BMC Software: Why developers are missing a trick by ignoring workflow automation
In DevOps workflows, automation saves time, conserves resources, reduces errors and ensures consistency. Despite this, developers continue to ignore the existence of world-class workflow automation and job scheduling solutions and instead rely on a variety of simple tools to code jobs as they build apps. Since neither these tools nor the developers adhere to the same standards, the applications passed to Operations often fail to meet production standards. And when something breaks, the problem is often hard to find and fix.
Since such large portions of business application processing is performed by job scheduling functions, automating their creation will not only save time during development, testing, and deployment, but also enable developers to focus more time on building the best business logic.
Consider the makeup of an application. Code, such as Java and Python implements the business logic. The application runs on infrastructure, such as a Linux server, web application server, or network. Databases and SQL statements create tables and rebuild indexes. Finally, many dependent jobs and tasks have to execute, often in a particular order. This job scheduling simply determines when jobs run and what to do if a job fails or can’t start when scheduled. When developers spend such a significant amount of their development time defining this essentially administrative functionality, they are, in a very real sense, wasting their time only to create future headaches for Operations that waste even more time.

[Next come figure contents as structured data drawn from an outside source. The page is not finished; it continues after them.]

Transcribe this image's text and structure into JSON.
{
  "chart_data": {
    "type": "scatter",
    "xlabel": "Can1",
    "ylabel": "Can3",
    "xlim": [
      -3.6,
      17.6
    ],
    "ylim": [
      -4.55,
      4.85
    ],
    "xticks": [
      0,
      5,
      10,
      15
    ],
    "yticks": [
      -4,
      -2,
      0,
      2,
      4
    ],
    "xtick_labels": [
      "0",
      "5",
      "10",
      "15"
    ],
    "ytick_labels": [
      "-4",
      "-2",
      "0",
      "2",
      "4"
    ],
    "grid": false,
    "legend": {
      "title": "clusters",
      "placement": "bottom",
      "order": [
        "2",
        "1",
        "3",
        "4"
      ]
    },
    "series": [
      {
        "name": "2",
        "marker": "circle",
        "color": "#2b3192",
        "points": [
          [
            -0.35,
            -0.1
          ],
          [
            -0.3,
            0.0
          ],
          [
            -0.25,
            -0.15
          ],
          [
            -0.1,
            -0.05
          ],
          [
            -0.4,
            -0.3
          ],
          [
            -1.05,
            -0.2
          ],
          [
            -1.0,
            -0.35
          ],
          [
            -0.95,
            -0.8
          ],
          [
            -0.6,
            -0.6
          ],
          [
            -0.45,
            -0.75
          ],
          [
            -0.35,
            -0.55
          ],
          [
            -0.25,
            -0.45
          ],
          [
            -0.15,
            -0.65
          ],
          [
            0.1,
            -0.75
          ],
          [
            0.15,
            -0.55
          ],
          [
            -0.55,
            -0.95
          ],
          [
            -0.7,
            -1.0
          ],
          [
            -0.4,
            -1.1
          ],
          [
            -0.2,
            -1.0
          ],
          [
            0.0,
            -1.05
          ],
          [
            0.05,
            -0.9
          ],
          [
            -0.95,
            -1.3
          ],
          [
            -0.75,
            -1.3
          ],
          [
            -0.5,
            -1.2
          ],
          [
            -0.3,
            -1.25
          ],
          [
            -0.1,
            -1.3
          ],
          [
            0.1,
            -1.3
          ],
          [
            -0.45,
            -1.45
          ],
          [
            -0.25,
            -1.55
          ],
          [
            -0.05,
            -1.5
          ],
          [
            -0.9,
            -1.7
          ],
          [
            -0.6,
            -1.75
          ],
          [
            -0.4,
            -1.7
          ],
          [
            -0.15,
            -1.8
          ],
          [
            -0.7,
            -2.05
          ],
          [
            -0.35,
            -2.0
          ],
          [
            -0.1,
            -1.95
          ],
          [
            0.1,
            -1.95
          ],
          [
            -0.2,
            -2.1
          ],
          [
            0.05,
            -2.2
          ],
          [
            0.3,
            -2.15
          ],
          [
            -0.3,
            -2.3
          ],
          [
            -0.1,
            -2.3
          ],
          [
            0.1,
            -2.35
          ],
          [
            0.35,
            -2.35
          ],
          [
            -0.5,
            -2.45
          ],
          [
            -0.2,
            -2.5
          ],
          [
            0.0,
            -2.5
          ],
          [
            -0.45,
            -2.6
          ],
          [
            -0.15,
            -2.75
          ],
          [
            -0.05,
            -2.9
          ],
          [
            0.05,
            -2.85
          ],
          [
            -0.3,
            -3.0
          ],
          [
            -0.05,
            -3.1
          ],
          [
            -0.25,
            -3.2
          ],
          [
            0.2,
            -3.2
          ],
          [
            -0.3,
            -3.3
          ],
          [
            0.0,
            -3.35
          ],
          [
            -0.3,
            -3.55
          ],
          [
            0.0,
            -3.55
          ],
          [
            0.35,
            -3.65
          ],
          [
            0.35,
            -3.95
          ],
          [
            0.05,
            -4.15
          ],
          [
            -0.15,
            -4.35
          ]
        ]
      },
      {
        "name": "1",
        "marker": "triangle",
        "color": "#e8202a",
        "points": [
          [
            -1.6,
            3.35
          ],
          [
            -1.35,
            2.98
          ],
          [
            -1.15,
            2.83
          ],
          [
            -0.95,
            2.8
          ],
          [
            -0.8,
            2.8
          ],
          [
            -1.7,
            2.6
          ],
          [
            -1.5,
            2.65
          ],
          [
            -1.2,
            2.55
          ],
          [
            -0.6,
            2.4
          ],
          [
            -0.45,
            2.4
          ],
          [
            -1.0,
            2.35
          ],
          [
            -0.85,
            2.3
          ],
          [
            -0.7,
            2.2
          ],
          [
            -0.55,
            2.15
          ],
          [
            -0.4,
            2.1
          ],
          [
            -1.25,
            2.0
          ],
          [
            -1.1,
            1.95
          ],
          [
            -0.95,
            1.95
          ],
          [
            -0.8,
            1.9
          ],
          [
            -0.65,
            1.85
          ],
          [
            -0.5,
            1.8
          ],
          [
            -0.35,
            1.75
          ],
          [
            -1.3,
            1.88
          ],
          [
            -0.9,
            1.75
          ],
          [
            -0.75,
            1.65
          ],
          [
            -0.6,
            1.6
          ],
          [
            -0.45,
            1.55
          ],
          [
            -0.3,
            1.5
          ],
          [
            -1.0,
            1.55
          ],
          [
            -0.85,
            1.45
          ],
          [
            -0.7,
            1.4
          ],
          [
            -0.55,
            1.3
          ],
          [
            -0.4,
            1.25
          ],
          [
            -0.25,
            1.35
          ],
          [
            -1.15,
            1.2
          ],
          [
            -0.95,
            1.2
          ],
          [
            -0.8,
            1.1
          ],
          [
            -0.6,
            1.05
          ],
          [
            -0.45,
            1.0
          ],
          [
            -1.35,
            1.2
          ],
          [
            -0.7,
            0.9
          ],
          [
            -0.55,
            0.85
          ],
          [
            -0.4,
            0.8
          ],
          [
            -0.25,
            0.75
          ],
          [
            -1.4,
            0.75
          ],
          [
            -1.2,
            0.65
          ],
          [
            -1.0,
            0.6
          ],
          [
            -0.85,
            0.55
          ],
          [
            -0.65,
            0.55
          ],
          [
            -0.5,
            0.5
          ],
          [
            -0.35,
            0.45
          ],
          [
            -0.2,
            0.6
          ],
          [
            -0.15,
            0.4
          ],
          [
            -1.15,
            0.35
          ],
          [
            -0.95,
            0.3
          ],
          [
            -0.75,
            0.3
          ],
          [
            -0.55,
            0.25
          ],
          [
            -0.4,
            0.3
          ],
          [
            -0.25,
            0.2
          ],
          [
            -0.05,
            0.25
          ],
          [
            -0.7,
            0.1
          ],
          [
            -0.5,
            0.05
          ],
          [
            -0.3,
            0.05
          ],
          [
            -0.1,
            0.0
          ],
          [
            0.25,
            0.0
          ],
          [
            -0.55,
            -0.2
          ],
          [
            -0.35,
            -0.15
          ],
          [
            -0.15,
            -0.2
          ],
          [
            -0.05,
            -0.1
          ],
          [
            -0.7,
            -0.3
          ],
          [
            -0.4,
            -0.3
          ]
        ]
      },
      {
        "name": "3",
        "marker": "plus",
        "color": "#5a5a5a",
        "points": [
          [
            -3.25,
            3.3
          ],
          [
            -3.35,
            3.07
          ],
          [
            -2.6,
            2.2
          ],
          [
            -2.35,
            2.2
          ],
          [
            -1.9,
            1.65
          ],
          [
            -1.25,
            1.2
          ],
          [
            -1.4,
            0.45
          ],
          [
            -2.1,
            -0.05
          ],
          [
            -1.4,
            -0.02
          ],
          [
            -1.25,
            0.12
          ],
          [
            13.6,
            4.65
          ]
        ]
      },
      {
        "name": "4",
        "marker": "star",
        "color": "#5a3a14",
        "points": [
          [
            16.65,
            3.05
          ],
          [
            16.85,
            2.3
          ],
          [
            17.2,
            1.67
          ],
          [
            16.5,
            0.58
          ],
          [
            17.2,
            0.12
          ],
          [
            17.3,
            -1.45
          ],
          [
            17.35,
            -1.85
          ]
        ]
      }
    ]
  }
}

“Jobs-as-Code” is a way of standardizing and automating job scheduling by embedding code using a simple notation that makes API calls to a scheduling engine, then managing these calls throughout the continuous delivery pipeline, the same way Java or Python code is managed. As such, Jobs-as-Code is fundamentally no different than other code management practices.

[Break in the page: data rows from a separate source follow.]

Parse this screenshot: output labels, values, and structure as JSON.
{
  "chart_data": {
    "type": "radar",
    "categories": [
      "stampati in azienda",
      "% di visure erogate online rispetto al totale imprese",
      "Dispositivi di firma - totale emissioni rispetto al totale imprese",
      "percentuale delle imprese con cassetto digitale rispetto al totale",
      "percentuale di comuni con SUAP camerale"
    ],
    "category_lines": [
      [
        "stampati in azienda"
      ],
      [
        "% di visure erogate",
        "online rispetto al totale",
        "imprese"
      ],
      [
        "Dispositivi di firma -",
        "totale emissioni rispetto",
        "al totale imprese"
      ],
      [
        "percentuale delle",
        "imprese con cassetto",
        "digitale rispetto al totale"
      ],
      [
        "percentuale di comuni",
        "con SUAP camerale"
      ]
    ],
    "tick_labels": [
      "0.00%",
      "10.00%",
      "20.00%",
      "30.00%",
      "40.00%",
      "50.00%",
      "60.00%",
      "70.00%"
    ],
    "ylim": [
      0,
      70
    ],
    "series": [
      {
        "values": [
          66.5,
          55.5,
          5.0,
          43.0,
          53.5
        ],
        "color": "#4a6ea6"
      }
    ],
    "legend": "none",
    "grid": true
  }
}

Here is how Jobs-as-Code can fit into a streamlined development process:
Don’t think of jobs as business logic
Job scheduling is mere instrumentation. Scripting it requires a significant effort for the build, test and support processes – and errors and inconsistency can carry over into Operations. Instead, a job scheduler that can manage flow relationships, success/failure analysis, output capture, and other functions will ensure consistency across an application and from application to application, saving time and eliminating challenges for both Development and Operations.
Test early and often
Today, the syntax of source code is checked as it’s created. Apply a similar approach to job definitions. In traditional development environments, new, scripted, and therefore inconsistent scheduling may work fine during testing only to fail in production. By automating scheduling, similar notation and interfaces for all jobs can be used at the earliest stages, which in turn allows for early and accurate testing. This is even more effective when “infrastructure as code” is used to provision a test environment that is as close to the production environment as possible, making it possible to anticipate and eliminate resource contention and inconsistencies with other workloads.

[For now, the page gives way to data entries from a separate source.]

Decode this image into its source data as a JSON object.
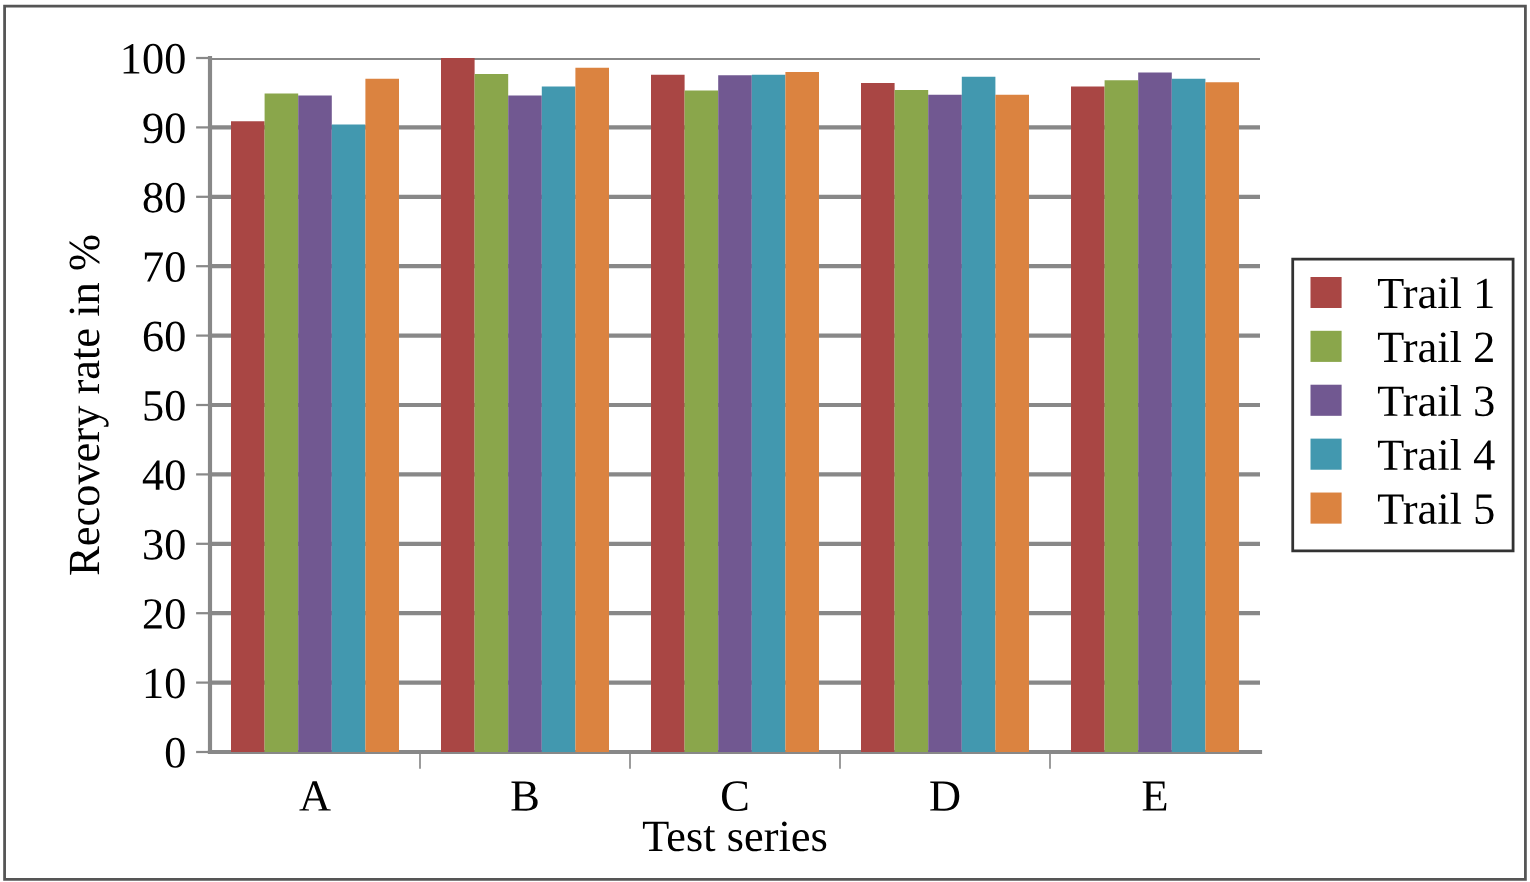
{
  "chart_data": {
    "type": "bar",
    "xlabel": "Test series",
    "ylabel": "Recovery rate in %",
    "categories": [
      "A",
      "B",
      "C",
      "D",
      "E"
    ],
    "series": [
      {
        "name": "Trail 1",
        "color": "#a94644",
        "values": [
          90.9,
          100,
          97.6,
          96.4,
          95.9
        ]
      },
      {
        "name": "Trail 2",
        "color": "#8aa64b",
        "values": [
          94.9,
          97.7,
          95.3,
          95.4,
          96.8
        ]
      },
      {
        "name": "Trail 3",
        "color": "#715891",
        "values": [
          94.6,
          94.6,
          97.5,
          94.7,
          97.9
        ]
      },
      {
        "name": "Trail 4",
        "color": "#4298af",
        "values": [
          90.4,
          95.9,
          97.6,
          97.3,
          97.0
        ]
      },
      {
        "name": "Trail 5",
        "color": "#db8340",
        "values": [
          97.0,
          98.6,
          98.0,
          94.7,
          96.5
        ]
      }
    ],
    "ylim": [
      0,
      100
    ],
    "yticks": [
      0,
      10,
      20,
      30,
      40,
      50,
      60,
      70,
      80,
      90,
      100
    ],
    "grid": "y",
    "legend": "right"
  }
}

Use a source code management system
A source code management (SCM) system (such as GIT, Subversion, CVS, TFS, etc.) creates a central repository for storing application components and managing versions. It enables fallback to previous versions, “diff-ing” versions to identify changes, and managing potential drift in deployed systems. It also provides a quick and reliable method for building or rebuilding the application in new environments.
When any component in the SCM is revised, the build tool (such as Jenkins®) rebuilds and tests the application for errors or functionality regression. Typically, when a test fails, the entire development team must work to fix the problem, causing delays. The use of Jobs-as-Code will naturally reduce the number of errors.
Further, more complex applications require more complex development lifecycle, often involving developing, testing, integrating, staging, pre-production testing, user acceptance testing (UAT), and more. By combining Jobs-as-Code with an SMC and early testing, increased complexity does not have to lead to more downstream challenges. Instead, applications arrive in production as consistent and thoroughly tested as possible.
Consider the value equation
For an application to deliver the greatest return on investment, the development process must be as streamlined and efficient as possible, while the application should run in production with the fewest possible issues. Jobs-as-Code should now be seen as a key element in achieving both these goals.
Finally, keep in mind that even the most rigorous development practices will occasionally fail. Jobs-as-Code adds visibility to applications so that when necessary, the operations and support teams can more quickly identify, analyze, and resolve problems to make the application available again.